Bon, jusqu'ici, on pourrait se dire que le scénario est bien joli, mais légèrement faiblard et caricatural. On ne peut pas nier ces faiblesses, elles existent, mais c'est sans compter sur la suite du film qui est juste démente. Pourquoi démente ? Parce qu'elle arrive à aborder de manière intelligente, racisme, passage à l'adolescence, ségrégation, réflexion sur l'art, l'ordre établi, le pouvoir des livres, l'absence de profondeur de -certaines émissions de- la télé et j'en oublie. Tout commence avec un simple jeu sur la couleur : les personnages du sitcom, sclérosés dans leur routine absconse, prennent conscience de la vacuité de leur vie suite aux révélations de Jennifer/Marie Sue et se "colorisent". David/Bud essaie d'abord de l'en empêcher, constatant que le monde de Pleasantville change suite aux actions de Jennifer, puis réalise que ce changement est nécessaire. Car oui, s'il se complaisait dans un univers qu'il connaissait par cœur, David prend lui aussi conscience qu'il n'y a aucun intérêt à connaître l'ensemble des choses à l'avance.
La thématique de l'éveil des consciences est symbolisée par l'apparition des couleurs, mais si ce n'était que cela, le film resterait dans la caricature quelque peu manichéenne. Une fois en couleurs, les personnes tendent à l'émancipation : la mère de David/Bud, Betty, ne veut plus rester dans sa cuisine pour préparer ce fameux pain de viande que son mari aime tant et dormir dans un lit qui ne ferra jamais plus de 95 centimètres de large, elle veut du sexe, oui du sexe, mais pas que (car elle est aux antipodes de la perversité) elle veut aussi de l'amour, de la tendresse, bref : elle veut être heureuse. Et c'est là la revendication de tous les personnages qui passent en couleurs : ils découvrent la peinture, le bonheur de l'imprévu, la pluie, et pour cela, ils vont être malmenés, mais, de manière "plaisante" par les citoyens restés en gris de Pleasantville. Car oui, si on fait des affiches dans les commerces contre les "colorés", que l'on vandalise un commerce et que l'on pratique les autodafés, on sait rester courtois à Pleasantville. Alors on organise le procès du peintre (l'amant de Betty, interprété par Jeff Daniels) et de Bud, sources de l'émancipation des masses. Le maire de la ville n'autorise aucun avocat, de sorte que le procès reste plaisant au possible. Mais Bud, par un habile maniement de la rhétorique, parvient à convaincre et dès lors changer, la plupart des gens présents au procès, même le maire, qui prend des couleurs pour l'occasion.
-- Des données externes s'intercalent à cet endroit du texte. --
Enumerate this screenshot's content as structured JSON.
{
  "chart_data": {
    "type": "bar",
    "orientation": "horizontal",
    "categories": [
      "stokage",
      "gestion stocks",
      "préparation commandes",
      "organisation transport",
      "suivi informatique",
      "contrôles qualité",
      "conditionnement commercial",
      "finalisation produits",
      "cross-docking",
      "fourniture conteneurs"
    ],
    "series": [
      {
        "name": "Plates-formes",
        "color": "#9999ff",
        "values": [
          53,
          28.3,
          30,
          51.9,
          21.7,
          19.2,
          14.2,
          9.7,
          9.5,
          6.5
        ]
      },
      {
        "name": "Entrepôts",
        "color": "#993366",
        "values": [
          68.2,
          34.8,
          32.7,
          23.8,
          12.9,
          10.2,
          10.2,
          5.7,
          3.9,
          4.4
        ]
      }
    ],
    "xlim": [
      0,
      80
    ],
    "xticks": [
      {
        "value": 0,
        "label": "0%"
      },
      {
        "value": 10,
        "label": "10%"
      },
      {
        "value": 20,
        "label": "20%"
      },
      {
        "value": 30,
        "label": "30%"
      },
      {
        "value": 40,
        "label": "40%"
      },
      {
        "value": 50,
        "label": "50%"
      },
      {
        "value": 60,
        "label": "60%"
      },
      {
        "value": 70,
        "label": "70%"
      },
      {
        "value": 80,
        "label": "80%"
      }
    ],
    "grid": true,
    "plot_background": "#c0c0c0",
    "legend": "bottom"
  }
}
Si la fin est assez peu convaincante, que le scénario est parfois si mince qu'une simple flatulence de mouche le briserait, je suis tombé sous le charme de ce film qui a nombre d'autres qualités permettant de passer outre ses défauts. Je n'ai pas abordé la moitié des sujets évoqués dans ce film, ils le sont tous de manière intelligente et c'est sans aucun doute cela qui fait sa force. Mention spéciale au rôle de la musique dans l'émancipation (années cinquante, rock oblige) et par conséquent de la BO, parfois discrète, mais toujours splendide. Je recommande ce film, pour sa franchise, son intelligence et sa poésie.
N.B. : si l'eau de rose vous donne de l'urticaire au point de ressembler à un Gollum mal lavé, évitez de regarder ce film. Quand même.